Der Verfassungsgerichtshof für das Land Baden-Württemberg hat mit Urteil vom 12. Juli 2024 auf die Vorlage des Verwaltungsgerichts Sigmaringen § 41 Abs. 4 Satz 3 in Verbindung mit Satz 1 des Landesbesoldungsgesetzes (LBesGBW) für unvereinbar mit dem allgemeinen Gleichheitssatz der Landesverfassung erklärt.

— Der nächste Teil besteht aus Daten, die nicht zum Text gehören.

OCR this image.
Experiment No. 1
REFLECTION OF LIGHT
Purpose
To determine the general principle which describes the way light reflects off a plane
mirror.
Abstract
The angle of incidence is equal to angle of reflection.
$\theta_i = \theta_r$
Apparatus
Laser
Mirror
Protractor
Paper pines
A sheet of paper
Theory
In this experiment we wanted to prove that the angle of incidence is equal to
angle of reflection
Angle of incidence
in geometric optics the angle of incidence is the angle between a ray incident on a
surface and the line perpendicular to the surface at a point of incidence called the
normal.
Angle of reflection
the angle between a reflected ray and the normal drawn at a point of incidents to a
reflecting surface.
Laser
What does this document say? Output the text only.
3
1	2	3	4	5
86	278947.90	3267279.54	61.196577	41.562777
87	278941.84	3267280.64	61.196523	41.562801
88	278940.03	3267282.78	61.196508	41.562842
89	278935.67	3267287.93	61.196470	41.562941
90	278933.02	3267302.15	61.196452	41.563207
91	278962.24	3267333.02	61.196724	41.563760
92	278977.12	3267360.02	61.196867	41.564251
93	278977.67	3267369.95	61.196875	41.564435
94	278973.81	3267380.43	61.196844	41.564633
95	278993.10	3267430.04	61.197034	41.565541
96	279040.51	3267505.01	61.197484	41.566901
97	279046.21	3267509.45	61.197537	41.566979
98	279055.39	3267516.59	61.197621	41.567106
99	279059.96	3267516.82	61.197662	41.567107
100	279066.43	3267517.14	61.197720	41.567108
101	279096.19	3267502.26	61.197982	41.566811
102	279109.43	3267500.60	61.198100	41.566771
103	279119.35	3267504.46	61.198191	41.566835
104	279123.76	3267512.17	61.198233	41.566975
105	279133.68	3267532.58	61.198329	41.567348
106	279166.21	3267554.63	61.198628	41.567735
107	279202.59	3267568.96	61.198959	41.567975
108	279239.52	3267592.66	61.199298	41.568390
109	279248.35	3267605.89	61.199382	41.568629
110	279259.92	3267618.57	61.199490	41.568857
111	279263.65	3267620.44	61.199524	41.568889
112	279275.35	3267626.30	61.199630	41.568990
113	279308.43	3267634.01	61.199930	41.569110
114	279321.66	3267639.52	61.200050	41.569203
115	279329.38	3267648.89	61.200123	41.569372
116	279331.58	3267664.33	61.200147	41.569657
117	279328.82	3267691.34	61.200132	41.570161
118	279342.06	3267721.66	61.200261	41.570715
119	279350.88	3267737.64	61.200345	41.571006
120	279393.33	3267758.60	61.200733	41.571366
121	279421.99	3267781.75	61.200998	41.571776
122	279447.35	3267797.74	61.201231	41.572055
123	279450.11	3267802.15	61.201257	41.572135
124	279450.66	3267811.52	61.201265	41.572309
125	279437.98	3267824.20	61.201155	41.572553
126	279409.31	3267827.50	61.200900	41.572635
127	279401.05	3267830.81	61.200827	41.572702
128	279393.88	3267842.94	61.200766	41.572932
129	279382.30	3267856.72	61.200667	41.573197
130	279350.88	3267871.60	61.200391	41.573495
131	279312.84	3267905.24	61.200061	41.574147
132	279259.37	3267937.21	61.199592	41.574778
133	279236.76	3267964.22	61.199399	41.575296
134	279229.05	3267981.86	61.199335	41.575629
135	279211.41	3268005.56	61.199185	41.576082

Regelung sieht Kürzung des kinderbezogenen Familienzuschlags bei Teilzeitarbeit vor

Beamte und Richter, denen Kindergeld nach dem Einkommensteuergesetz oder nach dem Bundeskindergeldgesetz zusteht, erhalten einen kinderbezogenen Familienzuschlag für jedes Kind. Im Fall einer Teilzeitbeschäftigung wird der kinderbezogene Familienzuschlag im gleichen Verhältnis wie die Arbeitszeit gekürzt. Sind beide Elternteile im öffentlichen Dienst beschäftigt, ordnet § 41 Abs. 3 Satz 1 LBesGBBW an, dass nur derjenige den Zuschlag erhält, dem auch das Kindergeld gezahlt wird. Zweck dieser Konkurrenzregelung ist es, eine Doppelgewährung des kinderbezogenen Familienzuschlags für dasselbe Kind zu verhindern. Bei Teilzeitbeschäftigung des vorrangigen Anspruchsberechtigten wird nach § 41 Abs. 3 Satz 3 LBesGBW der Zuschlag nur dann nicht entsprechend der verkürzten Arbeitszeit gekürzt, wenn der andere Elternteil vollbeschäftigt ist oder beide Elternteile zusammen mindestens die regelmäßige Arbeitszeit bei Vollzeitbeschäftigung erreichen.

Im Streitfall arbeiteten beide Elternteile nur in Teilzeit

Im Streitfall des Verwaltungsgerichts Sigmaringen waren beide Elternteile teilzeitbeschäftigt, erreichten aber zusammen nicht die regelmäßige Arbeitszeit bei Vollzeitbeschäftigung. Der Ehemann war zu 51,85% und die Klägerin zu 35,71% teilzeitbeschäftigt. Die Klägerin erhielt das Kindergeld. Das Landesamt für Besoldung und Versorgung gewährte deshalb der Klägerin den kinderbezogenen Familienzuschlag, aber nur in Höhe ihres Arbeitszeitanteils von 35,71%. Der Beschäftigungsumfang des Ehemannes wurde nicht berücksichtigt.

Das Verwaltungsgericht Sigmaringen hat die Regelungen des § 41 Abs. 4 Satz 3 LBesGBW dem Verfassungsgerichtshof zur Prüfung vorgelegt.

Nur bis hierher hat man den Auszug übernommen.